Law School is a place which has been quite a mystery to those who have never had the pleasure of studying in one. However, the clout of Law Schools has been on the rise thanks to numerous Pop Culture references, ranging from Suits to Boston Legal.
After all, what are these Law Schools, and what is the schedule of an average Law Student.
Well, an average Law Student probably doesn’t do enough to fill up a whole article.
Let’s take it one step further and see how an above-average Law Student spends his or her day.
0600hrs – Wake up thinking about that dream you just had about failing in Law of Torts.
0601hrs – Realize that you actually failed in Law of Torts last semester.
0630hrs – Get out of bed and make coffee. If a Law Student could develop sexual feelings for an object, that object would be coffee.
0700hrs – Suit Up. Or not. It really doesn’t matter, unless you have a formal competition where the only thing worse than not knowing what to do is being shabbily dressed.
0730hrs – Meet your other law school friends and leave for college, (Yes, we refer to Law School as college). Also, lawyers do understand the concept of friendship, contrary to popular opinion.
0900hrs – Reach the Campus. You are greeted by a bevy of tired and distraught faces. You look forward to the day ahead of you as much as Obama is looking forward to the next elections.
0930hrs – Classes Commence.
0930hrs to 1500hrs – *Static*
1500hrs – Classes End.
1500hrs – The less ambitious ones leave for home, while the naively foolish ones stay behind to work on some extra-curricular stuff. You start working on that research paper, trying to find that perfect blend between plagiarism and originality, while replacing the word ‘effective’ with ‘efficacious’ at the same time.
Some of us start on that moot which is coming up, all the while asking ourselves whether a half empty packet of Parle-G constitutes a nutritious lunch. Scientists have confirmed it doesn’t.
1600hrs – More people leave. Some remain and continue working. The ones who stay will either be really successful out of law school, or will flip burgers at McDonald’s. It really doesn’t matter. A law degree is worth as much as a “World’s best Friend” greeting card.

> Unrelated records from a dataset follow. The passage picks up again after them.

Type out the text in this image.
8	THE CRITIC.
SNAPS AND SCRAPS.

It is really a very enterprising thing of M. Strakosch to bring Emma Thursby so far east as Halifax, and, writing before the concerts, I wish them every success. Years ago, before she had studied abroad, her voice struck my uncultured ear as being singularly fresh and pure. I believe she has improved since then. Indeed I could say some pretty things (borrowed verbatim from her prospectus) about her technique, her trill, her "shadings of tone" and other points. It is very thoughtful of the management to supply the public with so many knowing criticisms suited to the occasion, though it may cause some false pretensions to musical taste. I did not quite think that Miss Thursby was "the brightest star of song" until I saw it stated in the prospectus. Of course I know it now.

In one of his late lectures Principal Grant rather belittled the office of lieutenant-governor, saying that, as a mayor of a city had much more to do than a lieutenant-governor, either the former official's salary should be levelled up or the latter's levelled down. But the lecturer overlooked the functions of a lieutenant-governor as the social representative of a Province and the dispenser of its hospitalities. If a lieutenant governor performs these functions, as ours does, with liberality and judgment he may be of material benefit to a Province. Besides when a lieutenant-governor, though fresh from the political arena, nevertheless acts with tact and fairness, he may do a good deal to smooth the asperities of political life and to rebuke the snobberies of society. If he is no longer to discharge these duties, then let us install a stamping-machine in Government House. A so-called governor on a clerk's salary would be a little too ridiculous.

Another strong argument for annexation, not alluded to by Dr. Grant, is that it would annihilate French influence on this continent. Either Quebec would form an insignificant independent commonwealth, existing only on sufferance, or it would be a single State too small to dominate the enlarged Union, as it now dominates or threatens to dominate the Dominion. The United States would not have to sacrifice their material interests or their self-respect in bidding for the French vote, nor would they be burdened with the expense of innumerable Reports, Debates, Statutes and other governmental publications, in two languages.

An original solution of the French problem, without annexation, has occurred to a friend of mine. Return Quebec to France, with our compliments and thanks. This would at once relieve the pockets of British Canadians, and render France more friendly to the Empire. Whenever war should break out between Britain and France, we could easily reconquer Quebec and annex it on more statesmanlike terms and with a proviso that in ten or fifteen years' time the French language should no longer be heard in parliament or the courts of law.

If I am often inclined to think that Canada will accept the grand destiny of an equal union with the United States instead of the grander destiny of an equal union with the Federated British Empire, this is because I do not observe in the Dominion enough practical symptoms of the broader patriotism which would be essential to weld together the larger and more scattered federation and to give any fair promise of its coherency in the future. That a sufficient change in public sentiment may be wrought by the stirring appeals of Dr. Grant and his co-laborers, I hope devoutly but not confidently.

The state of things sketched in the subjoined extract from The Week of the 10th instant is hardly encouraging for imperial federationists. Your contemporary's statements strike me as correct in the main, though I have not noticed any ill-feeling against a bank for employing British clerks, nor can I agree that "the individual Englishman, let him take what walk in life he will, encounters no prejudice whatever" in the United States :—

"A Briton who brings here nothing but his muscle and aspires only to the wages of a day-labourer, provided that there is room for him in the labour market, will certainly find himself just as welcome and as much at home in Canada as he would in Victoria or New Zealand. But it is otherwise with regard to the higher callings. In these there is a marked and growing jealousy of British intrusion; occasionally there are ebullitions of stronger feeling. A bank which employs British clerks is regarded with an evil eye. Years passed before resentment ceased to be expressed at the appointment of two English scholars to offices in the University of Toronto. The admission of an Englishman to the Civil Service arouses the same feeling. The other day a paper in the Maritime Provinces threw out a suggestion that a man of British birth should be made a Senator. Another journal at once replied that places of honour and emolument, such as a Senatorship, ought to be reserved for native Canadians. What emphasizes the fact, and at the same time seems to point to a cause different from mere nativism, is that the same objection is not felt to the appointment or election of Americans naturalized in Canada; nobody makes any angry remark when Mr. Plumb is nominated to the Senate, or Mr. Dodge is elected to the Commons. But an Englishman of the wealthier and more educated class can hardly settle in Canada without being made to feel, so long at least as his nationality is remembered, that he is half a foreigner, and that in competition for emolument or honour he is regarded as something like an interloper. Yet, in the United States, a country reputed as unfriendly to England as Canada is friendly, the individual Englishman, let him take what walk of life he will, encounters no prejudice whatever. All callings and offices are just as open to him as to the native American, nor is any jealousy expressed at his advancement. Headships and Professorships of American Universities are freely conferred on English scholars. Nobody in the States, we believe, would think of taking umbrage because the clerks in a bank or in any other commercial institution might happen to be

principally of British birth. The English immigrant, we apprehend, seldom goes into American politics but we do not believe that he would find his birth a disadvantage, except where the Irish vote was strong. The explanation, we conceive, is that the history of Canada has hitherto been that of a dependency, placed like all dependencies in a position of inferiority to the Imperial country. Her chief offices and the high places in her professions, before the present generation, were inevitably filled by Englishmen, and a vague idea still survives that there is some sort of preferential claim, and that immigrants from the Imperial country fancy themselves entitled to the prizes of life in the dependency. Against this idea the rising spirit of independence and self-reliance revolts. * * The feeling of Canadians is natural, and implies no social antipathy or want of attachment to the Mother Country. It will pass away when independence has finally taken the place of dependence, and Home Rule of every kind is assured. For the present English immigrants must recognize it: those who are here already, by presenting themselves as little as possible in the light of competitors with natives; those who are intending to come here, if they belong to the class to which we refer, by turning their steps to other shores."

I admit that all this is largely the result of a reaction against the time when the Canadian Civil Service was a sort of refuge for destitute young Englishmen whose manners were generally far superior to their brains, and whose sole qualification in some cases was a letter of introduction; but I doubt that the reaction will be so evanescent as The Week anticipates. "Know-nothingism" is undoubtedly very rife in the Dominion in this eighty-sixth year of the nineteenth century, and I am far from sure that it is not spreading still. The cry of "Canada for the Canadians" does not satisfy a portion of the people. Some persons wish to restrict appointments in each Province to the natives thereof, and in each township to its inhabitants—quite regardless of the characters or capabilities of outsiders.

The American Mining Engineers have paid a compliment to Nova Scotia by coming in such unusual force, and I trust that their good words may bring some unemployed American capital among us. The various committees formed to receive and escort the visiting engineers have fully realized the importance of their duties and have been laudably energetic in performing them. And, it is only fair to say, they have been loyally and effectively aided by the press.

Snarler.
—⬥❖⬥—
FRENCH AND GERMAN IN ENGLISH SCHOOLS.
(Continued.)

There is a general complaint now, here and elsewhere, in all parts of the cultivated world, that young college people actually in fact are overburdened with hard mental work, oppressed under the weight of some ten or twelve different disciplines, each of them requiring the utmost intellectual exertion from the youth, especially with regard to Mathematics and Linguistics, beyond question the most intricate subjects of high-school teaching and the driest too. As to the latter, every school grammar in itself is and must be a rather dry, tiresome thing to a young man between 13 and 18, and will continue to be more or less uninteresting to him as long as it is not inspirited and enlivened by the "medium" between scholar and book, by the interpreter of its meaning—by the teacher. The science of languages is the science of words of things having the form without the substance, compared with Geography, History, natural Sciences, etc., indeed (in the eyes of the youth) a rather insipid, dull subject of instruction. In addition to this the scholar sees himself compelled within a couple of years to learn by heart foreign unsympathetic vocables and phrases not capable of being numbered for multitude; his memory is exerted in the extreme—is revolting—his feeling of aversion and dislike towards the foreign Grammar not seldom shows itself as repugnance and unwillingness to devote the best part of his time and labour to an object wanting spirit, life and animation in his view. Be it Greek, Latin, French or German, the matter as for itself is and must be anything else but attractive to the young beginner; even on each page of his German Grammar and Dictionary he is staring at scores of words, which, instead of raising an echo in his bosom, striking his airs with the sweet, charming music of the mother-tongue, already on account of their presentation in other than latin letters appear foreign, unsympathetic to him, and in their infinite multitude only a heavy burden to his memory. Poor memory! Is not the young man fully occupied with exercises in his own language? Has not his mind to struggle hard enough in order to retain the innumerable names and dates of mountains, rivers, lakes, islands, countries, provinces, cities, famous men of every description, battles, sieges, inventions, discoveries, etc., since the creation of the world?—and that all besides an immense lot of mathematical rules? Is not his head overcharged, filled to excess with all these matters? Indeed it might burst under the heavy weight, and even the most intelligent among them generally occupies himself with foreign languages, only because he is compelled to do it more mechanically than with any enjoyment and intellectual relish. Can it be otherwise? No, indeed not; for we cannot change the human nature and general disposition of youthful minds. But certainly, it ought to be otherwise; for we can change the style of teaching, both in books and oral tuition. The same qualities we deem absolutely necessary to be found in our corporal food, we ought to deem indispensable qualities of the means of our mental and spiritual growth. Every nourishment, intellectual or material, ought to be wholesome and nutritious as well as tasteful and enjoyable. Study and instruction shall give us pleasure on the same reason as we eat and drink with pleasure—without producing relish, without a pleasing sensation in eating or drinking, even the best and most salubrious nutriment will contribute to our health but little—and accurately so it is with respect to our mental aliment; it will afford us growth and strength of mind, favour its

1900hrs – Inevitably, everyone is back to their rooms by now. Time to complete that assignment you had to submit a month ago. You check if the word limit is inclusive of footnotes, and sigh wearily when you realise it isn’t.
1927hrs – You summon a spawn of Satan and sell your soul in exchange for some more energy to get through the day. Engineering Students ya feel me?
1930hrs – You put on Suits, and realise that you look nothing like Harvey Specter, and the only eidetic memory you have is of you forgetting to wear formals on the day of the Class Photograph.
2030hrs – You eat dinner while catching up on the day’s news. Not exactly a good way to spend a Friday night. Hey, at least it’s the weekend.
2033hrs – You realise it’s Monday.
2100hrs – You fall asleep from exhaustion, and your dreams involve Skeletons chasing you while wearing the infamous Judge’s wig.
0130hrs – You wake up, and realise that you’ve wasted too much time, and get to work again. Sleep is for the weak, you mutter to yourself, and promptly fall asleep again.
0600hrs – Wake up thinking about that dream you had about failing Law of Torts.
And so on…
P.S. It has been 10 years since my first day in Law School. All I have to say is, enjoy college life, it’s the best you’re going to get.